The Toyota 86 (FR-S or BRZ) does everything quite well, right up until the moment you mash the throttle. The chassis would make an amazing race car, but something has to be done about its OE powerplant. Enter Rocco Bocchicchio of Level Motorsports who owns the S50 powered E30 BMW Time Attack car we’ve been long time admirers of. Rocco is the real deal. He can fabricate with the best in the industry and his attention to detail is a big part of his success. So when Rocco approached us about teaming up on his latest creation, we could not pass up the chance of being able to document the process. Rocco wanted to build a new chassis to compete in as the E30 was far from being a contemporary piece. He wanted something with modern suspension and with more sponsorship potential, a Toyota 86 for the Rear Wheel Drive Unlimited Time Attack Class.

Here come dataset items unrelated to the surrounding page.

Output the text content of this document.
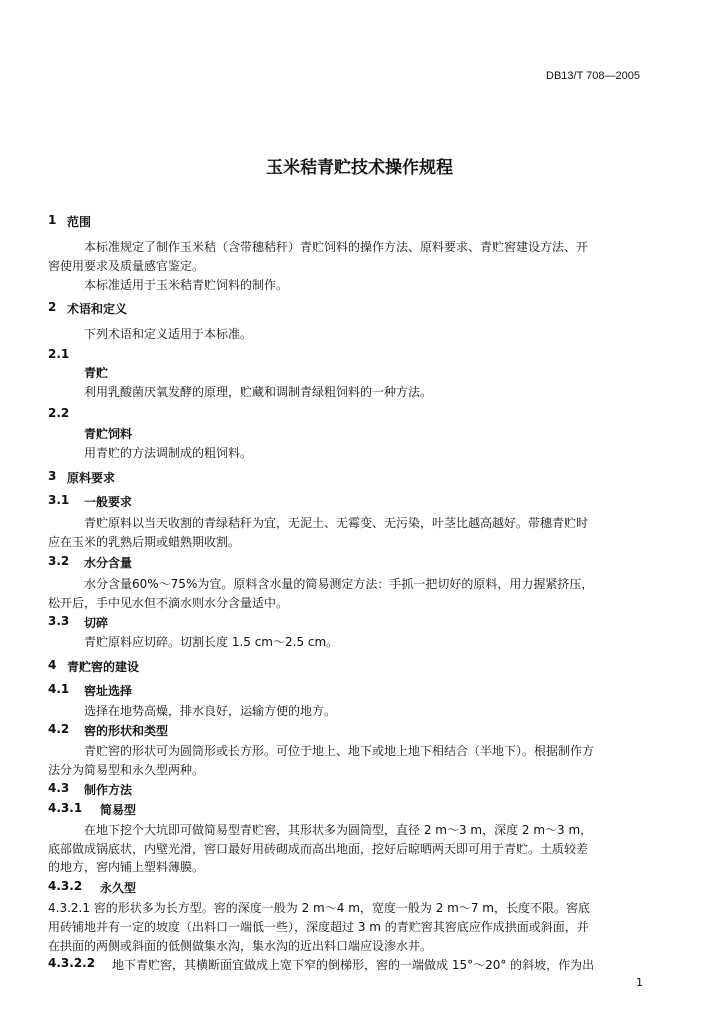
DB13/T 708—2005
玉米秸青贮技术操作规程
1 范围
本标准规定了制作玉米秸（含带穗秸秆）青贮饲料的操作方法、原料要求、青贮窖建设方法、开
窖使用要求及质量感官鉴定。
本标准适用于玉米秸青贮饲料的制作。
2 术语和定义
下列术语和定义适用于本标准。
2.1
青贮
利用乳酸菌厌氧发酵的原理，贮藏和调制青绿粗饲料的一种方法。
2.2
青贮饲料
用青贮的方法调制成的粗饲料。
3 原料要求
3.1 一般要求
青贮原料以当天收割的青绿秸秆为宜，无泥土、无霉变、无污染，叶茎比越高越好。带穗青贮时
应在玉米的乳熟后期或蜡熟期收割。
3.2 水分含量
水分含量60%～75%为宜。原料含水量的简易测定方法：手抓一把切好的原料，用力握紧挤压，
松开后，手中见水但不滴水则水分含量适中。
3.3 切碎
青贮原料应切碎。切割长度 1.5 cm～2.5 cm。
4 青贮窖的建设
4.1 窖址选择
选择在地势高燥，排水良好，运输方便的地方。
4.2 窖的形状和类型
青贮窖的形状可为圆筒形或长方形。可位于地上、地下或地上地下相结合（半地下）。根据制作方
法分为简易型和永久型两种。
4.3 制作方法
4.3.1 简易型
在地下挖个大坑即可做简易型青贮窖，其形状多为圆筒型，直径 2 m～3 m，深度 2 m～3 m，
底部做成锅底状，内壁光滑，窖口最好用砖砌成而高出地面，挖好后晾晒两天即可用于青贮。土质较差
的地方，窖内铺上塑料薄膜。
4.3.2 永久型
4.3.2.1 窖的形状多为长方型。窖的深度一般为 2 m～4 m，宽度一般为 2 m～7 m，长度不限。窖底
用砖铺地并有一定的坡度（出料口一端低一些），深度超过 3 m 的青贮窖其窖底应作成拱面或斜面，并
在拱面的两侧或斜面的低侧做集水沟，集水沟的近出料口端应设渗水井。
4.3.2.2 地下青贮窖，其横断面宜做成上宽下窄的倒梯形，窖的一端做成 15°～20° 的斜坡，作为出
1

Rocco is taking an unusual turn in building the car, instead of the usually forced induction FA engine or even a 2JZ swap, Rocco is instead using the BMW S50 engine from his E30 to power the 86! The main reason is that the S50 has a lot of power potential, is bulletproof and has been developed by Rocco to be a proven part of the equation. Let us look at Rocco’s first steps in building the 86 from scratch and using some stuff by obp Motorsport and Fuelsafe.
Our donor car was one that was bought cheap out of state as a flood-damaged car. Since it was only going to be used for the shell and parts, this was not an issue. Rocco first built a dolly to hold the car while it was being built.
Building a race car with true race parts is really the way to go. Instead of having the factory hydraulic system with its ABS and electronic proportioning, all of which would not be working in this car since it would not have the factory ECU and wire harness, a true racing brake system with a pedal box and a bias bar is by far the best option.
An obp Motorsport Pro-Race V2 floor mounted pedal system was selected. This is a great part for the price. The pedal box sits in a stiff mild steel cradle chassis with aircraft grade aluminum pedals. The pedals activate Alcon master cylinders and have an adjustable pedal ratio from 4.9:1 to 5.24:1. The pedal pads are adjustable in up and down directions as well as side to side.